The coalition agreement consists mostly of bland aspirations to virtueby Paul Lever / March 5, 2018 / Leave a comment
Nearly six months after the federal election last September it looks as though Germany will finally get a government. A ballot of the membership of the Social Democrat Party (SPD) resulted in a decisive, albeit unenthusiastic, majority in favour of another Grand Coalition.
It is a second choice government. The Social Democrats originally refused to go into a coalition again as a junior partner. But when talks between Angela Merkel’s Christian Democrats (CDU), the Free Democrats and the Greens broke down they changed their minds.
And it is a government of losers.
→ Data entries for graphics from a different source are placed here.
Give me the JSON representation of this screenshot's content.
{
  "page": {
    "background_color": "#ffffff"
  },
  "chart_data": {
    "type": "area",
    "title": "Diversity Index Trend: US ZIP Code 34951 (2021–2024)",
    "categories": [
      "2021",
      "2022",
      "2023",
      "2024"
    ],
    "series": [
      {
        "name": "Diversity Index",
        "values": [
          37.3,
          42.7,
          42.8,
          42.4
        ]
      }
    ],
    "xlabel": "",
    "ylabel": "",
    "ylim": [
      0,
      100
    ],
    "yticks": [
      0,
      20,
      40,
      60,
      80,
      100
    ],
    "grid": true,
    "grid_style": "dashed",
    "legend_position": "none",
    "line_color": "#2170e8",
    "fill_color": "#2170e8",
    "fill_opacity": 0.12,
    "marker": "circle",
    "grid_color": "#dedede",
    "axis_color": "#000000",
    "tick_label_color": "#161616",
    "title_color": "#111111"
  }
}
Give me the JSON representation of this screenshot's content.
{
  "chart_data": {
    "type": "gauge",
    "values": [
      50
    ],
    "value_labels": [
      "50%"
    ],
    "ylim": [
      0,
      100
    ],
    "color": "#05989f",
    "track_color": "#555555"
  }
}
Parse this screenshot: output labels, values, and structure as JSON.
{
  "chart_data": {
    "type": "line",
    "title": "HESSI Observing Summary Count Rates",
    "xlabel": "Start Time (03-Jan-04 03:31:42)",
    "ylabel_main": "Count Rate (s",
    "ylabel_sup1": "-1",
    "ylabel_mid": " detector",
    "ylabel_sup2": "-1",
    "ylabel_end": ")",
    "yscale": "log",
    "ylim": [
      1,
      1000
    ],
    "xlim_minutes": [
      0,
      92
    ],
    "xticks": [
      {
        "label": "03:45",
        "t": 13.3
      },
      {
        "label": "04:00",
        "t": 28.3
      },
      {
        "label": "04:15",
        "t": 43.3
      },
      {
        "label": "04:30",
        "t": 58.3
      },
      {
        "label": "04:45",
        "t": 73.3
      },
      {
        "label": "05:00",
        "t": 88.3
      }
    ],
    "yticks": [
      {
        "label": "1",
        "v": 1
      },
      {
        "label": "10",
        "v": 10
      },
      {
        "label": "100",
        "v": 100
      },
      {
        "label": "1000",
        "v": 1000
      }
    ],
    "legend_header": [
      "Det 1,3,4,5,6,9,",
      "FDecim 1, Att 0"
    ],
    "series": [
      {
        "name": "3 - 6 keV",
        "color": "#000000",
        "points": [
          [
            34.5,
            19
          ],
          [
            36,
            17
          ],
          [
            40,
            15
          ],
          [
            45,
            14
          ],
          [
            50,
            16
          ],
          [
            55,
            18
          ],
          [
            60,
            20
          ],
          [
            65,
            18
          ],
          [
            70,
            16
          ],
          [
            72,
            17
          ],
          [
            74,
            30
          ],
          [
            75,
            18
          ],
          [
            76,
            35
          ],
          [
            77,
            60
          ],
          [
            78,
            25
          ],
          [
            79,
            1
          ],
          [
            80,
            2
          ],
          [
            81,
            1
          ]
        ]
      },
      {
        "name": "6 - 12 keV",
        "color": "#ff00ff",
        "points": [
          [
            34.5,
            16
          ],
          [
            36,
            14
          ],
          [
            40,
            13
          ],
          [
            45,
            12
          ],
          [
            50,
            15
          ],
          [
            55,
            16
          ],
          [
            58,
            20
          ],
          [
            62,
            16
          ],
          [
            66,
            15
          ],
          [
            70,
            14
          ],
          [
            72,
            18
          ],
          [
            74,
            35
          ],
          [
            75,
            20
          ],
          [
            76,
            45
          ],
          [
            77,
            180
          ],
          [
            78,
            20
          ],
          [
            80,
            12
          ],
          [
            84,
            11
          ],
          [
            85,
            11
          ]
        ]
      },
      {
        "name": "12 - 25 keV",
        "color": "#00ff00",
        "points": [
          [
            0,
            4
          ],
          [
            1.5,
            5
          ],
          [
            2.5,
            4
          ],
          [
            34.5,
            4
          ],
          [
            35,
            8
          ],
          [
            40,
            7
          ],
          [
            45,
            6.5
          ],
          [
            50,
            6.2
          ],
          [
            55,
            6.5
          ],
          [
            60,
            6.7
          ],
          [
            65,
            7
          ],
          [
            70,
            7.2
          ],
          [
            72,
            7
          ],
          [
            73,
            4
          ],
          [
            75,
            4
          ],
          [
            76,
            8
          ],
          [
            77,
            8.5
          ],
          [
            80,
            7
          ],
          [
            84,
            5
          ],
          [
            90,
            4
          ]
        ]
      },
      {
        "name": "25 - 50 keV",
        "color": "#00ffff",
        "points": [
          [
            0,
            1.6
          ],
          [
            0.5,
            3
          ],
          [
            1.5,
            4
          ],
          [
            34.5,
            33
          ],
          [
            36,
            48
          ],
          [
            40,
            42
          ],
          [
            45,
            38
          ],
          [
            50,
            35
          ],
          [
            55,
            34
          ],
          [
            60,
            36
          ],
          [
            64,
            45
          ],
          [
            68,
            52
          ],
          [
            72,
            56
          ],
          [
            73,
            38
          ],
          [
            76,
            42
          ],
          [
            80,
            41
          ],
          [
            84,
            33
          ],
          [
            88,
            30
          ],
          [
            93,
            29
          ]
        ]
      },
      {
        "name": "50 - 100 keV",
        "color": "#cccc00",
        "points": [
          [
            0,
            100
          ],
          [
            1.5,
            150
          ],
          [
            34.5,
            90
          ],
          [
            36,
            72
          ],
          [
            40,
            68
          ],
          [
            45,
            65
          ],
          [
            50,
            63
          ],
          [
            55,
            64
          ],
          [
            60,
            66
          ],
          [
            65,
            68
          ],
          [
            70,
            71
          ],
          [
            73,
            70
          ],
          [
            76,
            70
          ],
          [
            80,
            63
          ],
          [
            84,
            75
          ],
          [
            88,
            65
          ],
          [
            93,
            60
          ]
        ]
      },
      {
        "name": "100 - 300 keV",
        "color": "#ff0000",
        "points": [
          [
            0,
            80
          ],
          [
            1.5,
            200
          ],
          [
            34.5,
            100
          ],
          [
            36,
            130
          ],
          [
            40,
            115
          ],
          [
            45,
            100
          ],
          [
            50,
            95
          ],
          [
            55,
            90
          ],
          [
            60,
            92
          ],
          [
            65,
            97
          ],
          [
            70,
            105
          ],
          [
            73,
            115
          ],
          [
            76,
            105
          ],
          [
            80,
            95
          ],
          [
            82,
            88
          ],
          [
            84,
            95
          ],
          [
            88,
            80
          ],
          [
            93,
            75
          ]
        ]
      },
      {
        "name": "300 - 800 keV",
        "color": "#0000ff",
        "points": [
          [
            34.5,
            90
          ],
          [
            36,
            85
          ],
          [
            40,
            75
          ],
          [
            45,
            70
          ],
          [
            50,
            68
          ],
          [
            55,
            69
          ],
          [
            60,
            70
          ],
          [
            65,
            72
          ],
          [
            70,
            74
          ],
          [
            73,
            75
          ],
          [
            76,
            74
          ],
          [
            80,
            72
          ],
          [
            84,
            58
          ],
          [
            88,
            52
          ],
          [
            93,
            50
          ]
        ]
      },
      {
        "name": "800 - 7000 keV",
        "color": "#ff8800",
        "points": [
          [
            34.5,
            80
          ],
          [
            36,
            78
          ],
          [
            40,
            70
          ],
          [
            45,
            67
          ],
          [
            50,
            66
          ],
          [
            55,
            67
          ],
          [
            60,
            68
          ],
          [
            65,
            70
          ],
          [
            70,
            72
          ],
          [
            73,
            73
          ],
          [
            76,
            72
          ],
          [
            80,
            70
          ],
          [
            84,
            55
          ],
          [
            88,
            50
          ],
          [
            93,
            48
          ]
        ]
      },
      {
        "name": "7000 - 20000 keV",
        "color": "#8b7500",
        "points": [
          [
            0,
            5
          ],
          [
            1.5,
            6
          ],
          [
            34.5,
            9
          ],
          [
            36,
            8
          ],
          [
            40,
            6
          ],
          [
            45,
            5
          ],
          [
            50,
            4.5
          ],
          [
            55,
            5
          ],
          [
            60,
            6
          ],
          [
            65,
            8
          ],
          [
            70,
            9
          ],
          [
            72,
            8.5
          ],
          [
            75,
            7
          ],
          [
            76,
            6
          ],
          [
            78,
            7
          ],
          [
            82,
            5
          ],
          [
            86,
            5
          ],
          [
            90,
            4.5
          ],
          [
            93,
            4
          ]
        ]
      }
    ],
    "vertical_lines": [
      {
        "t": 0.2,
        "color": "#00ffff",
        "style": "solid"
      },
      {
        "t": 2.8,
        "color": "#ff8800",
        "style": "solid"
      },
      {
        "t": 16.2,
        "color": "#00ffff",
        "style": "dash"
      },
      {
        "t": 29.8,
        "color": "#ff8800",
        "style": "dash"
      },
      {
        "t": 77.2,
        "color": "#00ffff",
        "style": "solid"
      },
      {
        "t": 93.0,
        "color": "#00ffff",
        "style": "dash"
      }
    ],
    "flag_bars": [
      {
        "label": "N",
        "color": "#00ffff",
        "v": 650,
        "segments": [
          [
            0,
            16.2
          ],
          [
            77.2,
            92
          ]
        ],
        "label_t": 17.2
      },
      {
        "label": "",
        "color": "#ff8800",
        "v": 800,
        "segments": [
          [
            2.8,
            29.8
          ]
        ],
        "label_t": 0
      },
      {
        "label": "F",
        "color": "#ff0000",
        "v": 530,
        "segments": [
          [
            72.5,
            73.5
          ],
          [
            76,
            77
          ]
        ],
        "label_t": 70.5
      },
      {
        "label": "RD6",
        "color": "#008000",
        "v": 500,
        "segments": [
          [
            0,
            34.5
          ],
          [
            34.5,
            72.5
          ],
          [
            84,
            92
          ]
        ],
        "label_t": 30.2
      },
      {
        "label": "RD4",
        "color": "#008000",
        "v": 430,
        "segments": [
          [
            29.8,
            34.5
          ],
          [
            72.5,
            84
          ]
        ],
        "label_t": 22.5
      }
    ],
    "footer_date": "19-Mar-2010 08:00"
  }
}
In the election both of the two big parties, Christian and Social Democrats, recorded their worst ever performances. The Christian Democrats were down to 33 per cent of the vote compared with 41 per cent four years earlier. The Social Democrats fell from 26 per cent to 20 per cent. Since then both parties have lost even more support. The Christian Democrats, having at one point dipped below 30 per cent in the polls, are now hovering around 32 per cent. The Social Democrats are down to under 18 per cent: one poll even showed them behind the right wing Alternative für Deutschland.
“For the Social Democrats the real challenge now is survival”
It is also a government without much ambition. The coalition agreement runs to 13 chapters and 177 pages and covers a vast range of issues. But it consists mostly of bland aspirations to virtue. There are few new initiatives—a commission to review the arrangements for health insurance, some tinkering with labour laws, some increases in the budgets for both defence and development aid—but overall it is more of a steady as you go agenda than a reforming one.
For the Social Democrats the real challenge now is survival. Will they follow the socialist parties in France and the Netherlands into political oblivion? Or can they find a profile, and a leadership, that chimes better with the German public mood?
The signs are not encouraging. Their candidate for the Chancellorship, Martin Schulz, formerly President of the European Parliament, turned out to be a disaster. Lacking in charisma and out of touch with the electorate he floundered in the job; and when he reneged on a promise not to serve in government himself and tried to become the next Foreign Minister the Party ran out of patience and he stepped down. His likely successor as Party Chairman, Andrea Nahles, is a former Minister of Labour who comes from the left wing of the party. There is nothing in her record so far that suggests that she will appeal to voters beyond the diminishing party faithful.
For the Christian Democrats the issue is succession. Merkel has implied that this will be her last term as Chancellor; and her selection of ministers for the new government seems to reflect succession planning.
She has brought in several new faces from the younger generation. Two of them, Julia Kloeckner at Agriculture and Jens Spahn, the Health Minister, are potential future leaders. So is Ursula von der Leyen, the Defence Minister, who stays on from the previous Cabinet. But the most hotly tipped is Annegret Kramp-Karrenbauer, the former Minister President of Saarland, who becomes the General Secretary of the CDU, the post which Merkel herself used as a springboard to the leadership of the party.
“Though in her last term as Chancellor, Merkel is no lame duck”
Merkel’s authority has been weakened by the delay in forming a government and by the speculation over who will succeed her. But she is still the dominant figure in both German and European politics. The German economy is booming and the German social model remains attractive and unchallenged. Though she may be in her last term as Chancellor, she is no lame duck.
But she will no longer have the support of her former Finance Minister, Wolfgang Schaeuble. His successor, who will also be Vice-Chancellor, will be Olaf Scholz, the Social Democrat former Mayor of Hamburg. Securing the Finance Ministry (as well as the Foreign Ministry) was the SPD’s big achievement in the coalition negotiations and losing it was, in Merkel’s words, painful for the CDU.
Scholz, though a fiscal conservative, is less associated with the mantra of budgetary austerity than Schaeuble. He has already said that he is less inclined to tell other European Union member states how to run their affairs; and the coalition agreement acknowledges that Germany’s contribution to the EU budget will have to rise and supports the conversion of the European Stability Mechanism into a permanent European Monetary Fund.
But President Macron and others should not count too many chickens. The main political concern in Germany now is immigration. Spending money on infrastructure projects in other EU countries or offering facilities for common credit will be no more popular under this government than they were before.
And Brexit? It is barely mentioned in the coalition agreement and was not discussed at all in the negotiations. It’s not something to which the new German government will pay much attention.